15 More Stories from the Oak
Gnawing Ivories
Day 120- Gnawing Ivories
The smile was what you would notice first. It was warm, it was sunny. It reached your eyes first, with sparkling teeth. They were like pebbles, bleached white by the constant motion of water over them. Those pebbles in the streams, they are tossed and turned around, and carried from one place to another with no control over their hurtling bodies. She was that way. The only thing she had control over was that skin she wore, and those sparkling teeth. Truly, they were a work of art. Perhaps she brushed them diligently every day. Perhaps she woke up in the morning just so that she could look in the mirror and see them winking back at her in the soft feel of the morning.
When you first saw her, it seemed that the world was going her way. I imagine her like that sunlight directly after a cloud has passed. It is a bright day, but there are clouds in the sky. Then you look around and everything looks dull, and it is because a large cloud has obscured the day. You don’t notice the onset of the black, but the reappearance of sunlight is apparent and stark.
So she was like that. Like a girl who had things in her back pocket that she knew and you didn’t.
I said hello, and I smiled. Soon after I opened my mouth to copy my gesture, I stopped short and hid my teeth again. Mine were yellow, and too sharp at the edges. Good for chewing, bad for spewing. Instead, I had the edges of my lips fly upwards. My eyebrows mimicked the motion.
It was as if she didn’t even see me. Her teeth continued to sprinkle joy and relief, and I continued to stare diligently at them. That was the danger though, I see it now. She soon walked past me, and I was left staring at the darkened places left in my field of vision.

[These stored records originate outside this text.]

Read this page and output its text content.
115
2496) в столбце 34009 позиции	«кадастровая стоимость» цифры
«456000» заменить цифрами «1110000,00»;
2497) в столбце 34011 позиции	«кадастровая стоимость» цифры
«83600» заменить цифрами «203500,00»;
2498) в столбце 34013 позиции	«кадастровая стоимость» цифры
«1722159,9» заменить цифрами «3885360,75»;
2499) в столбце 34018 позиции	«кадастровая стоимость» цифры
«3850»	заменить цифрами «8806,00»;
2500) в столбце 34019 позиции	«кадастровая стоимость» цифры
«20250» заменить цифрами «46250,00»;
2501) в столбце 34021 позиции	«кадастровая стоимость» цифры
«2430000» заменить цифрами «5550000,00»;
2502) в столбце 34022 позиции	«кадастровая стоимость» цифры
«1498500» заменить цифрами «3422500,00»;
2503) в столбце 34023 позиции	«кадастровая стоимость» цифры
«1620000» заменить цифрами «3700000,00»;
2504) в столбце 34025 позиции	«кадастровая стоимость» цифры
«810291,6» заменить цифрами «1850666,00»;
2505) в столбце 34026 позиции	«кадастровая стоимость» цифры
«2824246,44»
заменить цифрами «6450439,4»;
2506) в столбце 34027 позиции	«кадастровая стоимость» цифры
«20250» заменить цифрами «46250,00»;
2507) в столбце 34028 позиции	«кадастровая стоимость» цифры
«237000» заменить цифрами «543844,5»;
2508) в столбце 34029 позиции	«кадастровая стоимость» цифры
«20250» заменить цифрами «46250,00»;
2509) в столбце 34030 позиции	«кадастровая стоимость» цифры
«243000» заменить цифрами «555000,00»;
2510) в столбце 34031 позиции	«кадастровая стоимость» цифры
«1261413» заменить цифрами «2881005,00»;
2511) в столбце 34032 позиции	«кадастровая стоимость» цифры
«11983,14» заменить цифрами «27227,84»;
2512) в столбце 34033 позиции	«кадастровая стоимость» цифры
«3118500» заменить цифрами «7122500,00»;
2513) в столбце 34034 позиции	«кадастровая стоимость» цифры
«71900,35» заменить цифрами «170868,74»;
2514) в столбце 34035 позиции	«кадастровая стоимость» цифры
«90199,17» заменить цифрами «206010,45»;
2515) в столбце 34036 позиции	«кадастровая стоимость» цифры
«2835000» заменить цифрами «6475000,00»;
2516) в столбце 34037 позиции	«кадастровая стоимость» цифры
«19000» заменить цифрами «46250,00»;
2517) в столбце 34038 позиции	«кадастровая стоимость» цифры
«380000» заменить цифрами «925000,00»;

They say staring into the sun too long can make you blind. I didn’t believe them, so I stared into the sun, because I was certain there was some sort of beautiful object to be seen. Everybody was going to miss it, and me, I was going to catch it and tell everyone of my cleverness.
A few days into my determined adventure I gave up. Instead of seeing something beautiful, all I could see when I blinked was a black hole in the middle of my vision.Gaping and guffawing at my foolishness. That’s what I thought it did. So I stopped staring at the sun. And staring at her teeth was like staring at that round circular object.
I’ve said once, I’ll say it again: that was the mistake. Thinking back a few days later I realized that I had not the slightest idea what her face looked like. Not her hands either, or her feet. But most starkly, her eyes were blank to me. I didn’t meet her or see her. I just met her teeth, and even those now were just dark splotches of memory, fading fast into dervishes of dust.
It wasn’t until later that I had the chance to meet the woman I had once knew intimately through the white pillars between her lips. It was when I looked up, and saw her. Looked into her eyes, this time. She cried to me. That was when I knew, that everybody just looked at her big blazing glory of ivory. They didn’t see the small globules of water forming just as the tips of her eyes. As she passed with her bright beaming, I smiled again. With my teeth. I showed her my yellow ugly teeth that looked like an old man’s fingernails. I was proud. I was proud, because she looked at them, and quickly looked into my eyes. And there she stayed, as a little dash on my pupil. Her teeth stayed black dots of nothing. My smile stayed haunting. I laughed a short guffaw.
Maybe now she knows what happiness is all about.